En medio de las altas edificaciones, del rojo ladrillo que resalta en la ciudad y de las largas filas de carros, un paraíso se esconde.

Desapercibido y compuesto por varios parajes, abraza a la urbe y pinta de verde el paisaje. Lugares vibrantes para escapar un fin de semana y respirar aire puro. (Vea en imágenes los Siete tesoros naturales por redescubrir en Bogotá)

Parques, reservas, humedales y páramos son algunos de los imperdibles para visitantes y locales y a través de ellos Instituto Distrital de Turismo invita a descubrir lo mejor de la naturaleza de la capital. Hasta el próximo viernes, los bogotanos podrán votar por sus sitios favoritos ingresando a la página www.tesorosnaturalesbogota.com.
Conozca cinco de los catorce lugares finalistas que guardan la vida, la riqueza y la diversidad natural de la ciudad.


Humedal La Conejera

Veinte años duró su recuperación. Hasta 500 volquetas de escombros y basura y cinco millones de litros de aguas residuales llegaron a parar a este humedal. Para ponerle fin al daño ambiental se creó en 1993 la Fundación Humedal La Conejera (FHLC). Gracias al esfuerzo conjunto con la comunidad de Suba Compartir, que bordea el lugar, hoy se preservan ocho especies de mamíferos y más de 30 de aves, entre las que se encuentran la endémica tingua bogotana, el cucarachero de pantano, el chamicero y el pato pico rufo. Cada año llegan alrededor de 16 mil visitantes, que observan la formación natural alimentada por las aguas de la quebrada La Salitrosa y el río Bogotá.

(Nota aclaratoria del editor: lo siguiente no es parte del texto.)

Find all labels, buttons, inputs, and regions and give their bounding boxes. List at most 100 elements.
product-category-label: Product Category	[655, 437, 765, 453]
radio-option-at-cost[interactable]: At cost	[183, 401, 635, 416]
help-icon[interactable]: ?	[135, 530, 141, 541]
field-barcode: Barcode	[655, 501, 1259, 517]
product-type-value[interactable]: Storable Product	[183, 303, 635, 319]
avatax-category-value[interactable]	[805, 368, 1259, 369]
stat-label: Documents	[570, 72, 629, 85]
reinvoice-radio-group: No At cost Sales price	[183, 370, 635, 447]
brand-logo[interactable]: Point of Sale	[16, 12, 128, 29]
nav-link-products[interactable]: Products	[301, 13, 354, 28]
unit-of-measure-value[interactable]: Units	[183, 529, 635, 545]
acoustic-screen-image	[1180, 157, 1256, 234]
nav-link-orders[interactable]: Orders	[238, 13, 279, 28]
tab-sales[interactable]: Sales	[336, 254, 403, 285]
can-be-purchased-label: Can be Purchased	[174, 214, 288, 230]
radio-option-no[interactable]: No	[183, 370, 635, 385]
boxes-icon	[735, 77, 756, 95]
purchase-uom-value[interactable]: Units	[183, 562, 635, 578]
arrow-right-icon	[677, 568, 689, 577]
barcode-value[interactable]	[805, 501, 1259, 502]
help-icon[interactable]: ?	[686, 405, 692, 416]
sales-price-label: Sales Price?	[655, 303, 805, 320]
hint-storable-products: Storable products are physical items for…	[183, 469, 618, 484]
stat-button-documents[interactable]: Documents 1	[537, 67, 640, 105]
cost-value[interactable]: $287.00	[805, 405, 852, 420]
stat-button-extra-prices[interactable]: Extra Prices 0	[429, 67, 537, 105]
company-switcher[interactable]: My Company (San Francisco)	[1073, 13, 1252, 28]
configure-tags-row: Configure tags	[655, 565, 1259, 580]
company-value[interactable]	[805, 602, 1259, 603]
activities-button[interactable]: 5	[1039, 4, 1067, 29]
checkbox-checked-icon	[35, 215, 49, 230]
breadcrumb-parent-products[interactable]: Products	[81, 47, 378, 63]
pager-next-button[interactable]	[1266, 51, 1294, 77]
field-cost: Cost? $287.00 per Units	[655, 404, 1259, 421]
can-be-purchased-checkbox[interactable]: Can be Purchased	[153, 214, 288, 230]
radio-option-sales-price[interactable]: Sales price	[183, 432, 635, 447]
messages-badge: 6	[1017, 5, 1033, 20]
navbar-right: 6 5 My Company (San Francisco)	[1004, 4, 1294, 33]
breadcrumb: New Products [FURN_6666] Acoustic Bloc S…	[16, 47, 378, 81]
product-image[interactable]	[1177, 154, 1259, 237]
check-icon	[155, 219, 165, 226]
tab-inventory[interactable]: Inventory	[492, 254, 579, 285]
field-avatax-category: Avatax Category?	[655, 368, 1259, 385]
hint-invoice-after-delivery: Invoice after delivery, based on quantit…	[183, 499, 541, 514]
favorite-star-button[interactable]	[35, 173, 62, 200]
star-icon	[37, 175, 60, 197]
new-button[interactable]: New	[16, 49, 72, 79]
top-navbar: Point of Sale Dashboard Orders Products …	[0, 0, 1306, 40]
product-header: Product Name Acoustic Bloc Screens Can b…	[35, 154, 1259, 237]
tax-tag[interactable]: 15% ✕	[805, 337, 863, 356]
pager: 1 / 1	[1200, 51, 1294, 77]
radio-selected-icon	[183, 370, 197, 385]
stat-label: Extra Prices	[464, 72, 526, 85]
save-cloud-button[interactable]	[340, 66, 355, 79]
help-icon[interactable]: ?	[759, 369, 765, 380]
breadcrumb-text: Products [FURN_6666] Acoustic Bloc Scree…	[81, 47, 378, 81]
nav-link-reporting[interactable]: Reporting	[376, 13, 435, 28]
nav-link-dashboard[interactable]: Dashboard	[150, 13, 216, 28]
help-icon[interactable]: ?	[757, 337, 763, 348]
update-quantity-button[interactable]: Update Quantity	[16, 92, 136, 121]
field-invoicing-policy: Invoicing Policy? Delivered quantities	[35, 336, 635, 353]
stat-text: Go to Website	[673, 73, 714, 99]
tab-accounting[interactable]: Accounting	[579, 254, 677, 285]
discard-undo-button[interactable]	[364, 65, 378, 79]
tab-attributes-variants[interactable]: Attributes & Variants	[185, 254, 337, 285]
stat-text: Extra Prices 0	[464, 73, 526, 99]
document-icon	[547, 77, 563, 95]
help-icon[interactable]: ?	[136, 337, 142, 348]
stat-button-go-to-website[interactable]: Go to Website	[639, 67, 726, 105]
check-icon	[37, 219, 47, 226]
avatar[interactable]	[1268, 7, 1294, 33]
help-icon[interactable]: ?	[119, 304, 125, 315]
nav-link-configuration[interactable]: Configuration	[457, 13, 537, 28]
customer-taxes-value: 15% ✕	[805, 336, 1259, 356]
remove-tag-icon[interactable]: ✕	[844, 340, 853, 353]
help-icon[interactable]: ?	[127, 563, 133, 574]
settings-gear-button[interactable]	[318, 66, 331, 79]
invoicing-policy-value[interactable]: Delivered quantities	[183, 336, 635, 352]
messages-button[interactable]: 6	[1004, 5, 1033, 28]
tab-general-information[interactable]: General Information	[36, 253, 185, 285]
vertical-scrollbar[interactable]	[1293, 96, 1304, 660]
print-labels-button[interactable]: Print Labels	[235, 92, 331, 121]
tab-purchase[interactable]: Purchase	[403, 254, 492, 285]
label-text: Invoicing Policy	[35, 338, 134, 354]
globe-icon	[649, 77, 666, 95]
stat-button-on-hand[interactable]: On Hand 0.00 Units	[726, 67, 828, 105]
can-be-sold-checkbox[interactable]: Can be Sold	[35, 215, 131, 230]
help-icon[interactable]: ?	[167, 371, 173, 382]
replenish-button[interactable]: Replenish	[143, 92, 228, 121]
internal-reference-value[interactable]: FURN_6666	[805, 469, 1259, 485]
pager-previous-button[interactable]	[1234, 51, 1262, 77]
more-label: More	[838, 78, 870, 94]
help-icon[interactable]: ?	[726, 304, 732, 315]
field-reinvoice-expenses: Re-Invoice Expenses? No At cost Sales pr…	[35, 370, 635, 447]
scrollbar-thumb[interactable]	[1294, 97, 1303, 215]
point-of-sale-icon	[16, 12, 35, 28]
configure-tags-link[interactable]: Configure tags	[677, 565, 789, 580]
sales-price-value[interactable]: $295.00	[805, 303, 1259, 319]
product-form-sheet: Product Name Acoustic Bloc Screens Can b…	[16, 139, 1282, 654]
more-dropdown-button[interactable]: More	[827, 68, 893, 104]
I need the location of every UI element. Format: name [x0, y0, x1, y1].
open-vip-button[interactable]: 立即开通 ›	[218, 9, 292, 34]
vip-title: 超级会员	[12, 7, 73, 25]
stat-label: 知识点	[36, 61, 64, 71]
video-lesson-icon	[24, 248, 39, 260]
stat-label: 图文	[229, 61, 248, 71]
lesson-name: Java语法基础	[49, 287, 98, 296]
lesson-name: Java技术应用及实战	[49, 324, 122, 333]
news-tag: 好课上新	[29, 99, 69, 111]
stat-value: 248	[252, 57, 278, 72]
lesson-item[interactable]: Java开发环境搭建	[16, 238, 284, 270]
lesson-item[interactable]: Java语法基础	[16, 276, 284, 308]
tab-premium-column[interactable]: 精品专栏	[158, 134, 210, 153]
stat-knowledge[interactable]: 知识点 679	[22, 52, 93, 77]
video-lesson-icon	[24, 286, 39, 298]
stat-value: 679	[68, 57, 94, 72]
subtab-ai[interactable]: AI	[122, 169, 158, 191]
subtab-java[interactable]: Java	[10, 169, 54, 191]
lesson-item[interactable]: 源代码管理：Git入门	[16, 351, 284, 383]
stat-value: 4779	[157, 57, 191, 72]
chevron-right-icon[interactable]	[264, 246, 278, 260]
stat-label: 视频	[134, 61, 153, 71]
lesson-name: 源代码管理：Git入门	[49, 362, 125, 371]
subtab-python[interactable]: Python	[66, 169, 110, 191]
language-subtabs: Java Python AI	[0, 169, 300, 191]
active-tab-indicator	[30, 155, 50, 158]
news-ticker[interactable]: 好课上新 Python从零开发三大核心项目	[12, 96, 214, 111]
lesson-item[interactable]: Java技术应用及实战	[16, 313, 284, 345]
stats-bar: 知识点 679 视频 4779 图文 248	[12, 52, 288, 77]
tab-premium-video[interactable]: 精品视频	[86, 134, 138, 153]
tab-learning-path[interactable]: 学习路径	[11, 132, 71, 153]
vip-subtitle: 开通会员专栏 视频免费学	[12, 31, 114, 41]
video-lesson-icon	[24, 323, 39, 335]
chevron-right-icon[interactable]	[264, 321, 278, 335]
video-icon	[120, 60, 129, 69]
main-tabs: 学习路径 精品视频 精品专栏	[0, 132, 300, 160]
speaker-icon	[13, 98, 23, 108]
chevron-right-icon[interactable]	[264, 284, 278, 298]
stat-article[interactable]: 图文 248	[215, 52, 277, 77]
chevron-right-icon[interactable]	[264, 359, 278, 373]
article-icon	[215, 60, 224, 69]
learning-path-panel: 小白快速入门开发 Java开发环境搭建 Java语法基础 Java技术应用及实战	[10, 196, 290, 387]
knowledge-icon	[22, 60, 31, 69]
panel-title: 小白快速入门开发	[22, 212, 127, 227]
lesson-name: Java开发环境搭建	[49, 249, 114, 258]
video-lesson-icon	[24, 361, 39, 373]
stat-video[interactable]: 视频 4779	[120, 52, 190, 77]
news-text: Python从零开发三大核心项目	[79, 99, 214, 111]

Jardín Botánico José Celestino Mutis

El jardín botánico más grande del país le rinde honor al director de la Expedición Botánica y al primer estudioso de las ciencias naturales en la Nueva Granada. Con un área de 19 hectáreas, promueve la investigación de la diversidad de la flora colombiana, tiene muestras de bosque andino y de niebla y de plantas que carecen de flores. Además, cuenta con circuitos de invernaderos con vegetación de todos los climas.


Quebrada La Vieja

Hasta 1984 esta fuente hídrica no era más que un elemento del entorno. En ese entonces, los vecinos del barrio Rosales unieron esfuerzos para recuperar la zona y convertirla en el espacio ideal para madrugar a hacer ejercicio. El bambú delgado, que abunda y sirvió en la época de la Colonia para hacer pisos y cubiertas, cubre a quienes recorren la quebrada y sus alrededores desde las 5:00 a.m. hasta las 10:00 a.m. El olor a eucalipto y pino, especies traídas por Jorge Eliécer Gaitán cuando era alcalde de Bogotá para reforestar los cerros orientales, está presente por los senderos. A través de un túnel transcurre el agua del acueducto de la ciudad y cada vez se siembran más especies locales, como los cedros y los nogales. El camino de ascenso es el que usaban los indígenas para llegar a lo más alto de la montaña.

Páramo de Sumapaz

Boca Grande, Larga, Guitarra, Cajita y Chisacá son las lagunas de origen glacial que protagonizan el paisaje de este páramo. Con 178.000 hectáreas es el más grande del mundo y alberga animales como osos de anteojos, venados, águilas y cóndores. Considerado un lugar sagrado para los aborígenes muiscas se ubica entre los departamentos de Cundinamarca, Huila y Meta, sobre la cordillera oriental.

Parque Simón Bolívar

Cuatrocientas hectáreas de zona verde se extienden por este parque, el más frecuentado por los bogotanos. El espacio predilecto de Rock al Parque y el Festival de Verano fue construido en 1968 para la visita del papa Pablo VI. Tiene capacidad para 60.000 personas y ofrece actividades como paseos en bote de remo, pedal y canotaje; recorridos en bicicleta a lo largo de sus cuatro kilómetros y juegos en la arena.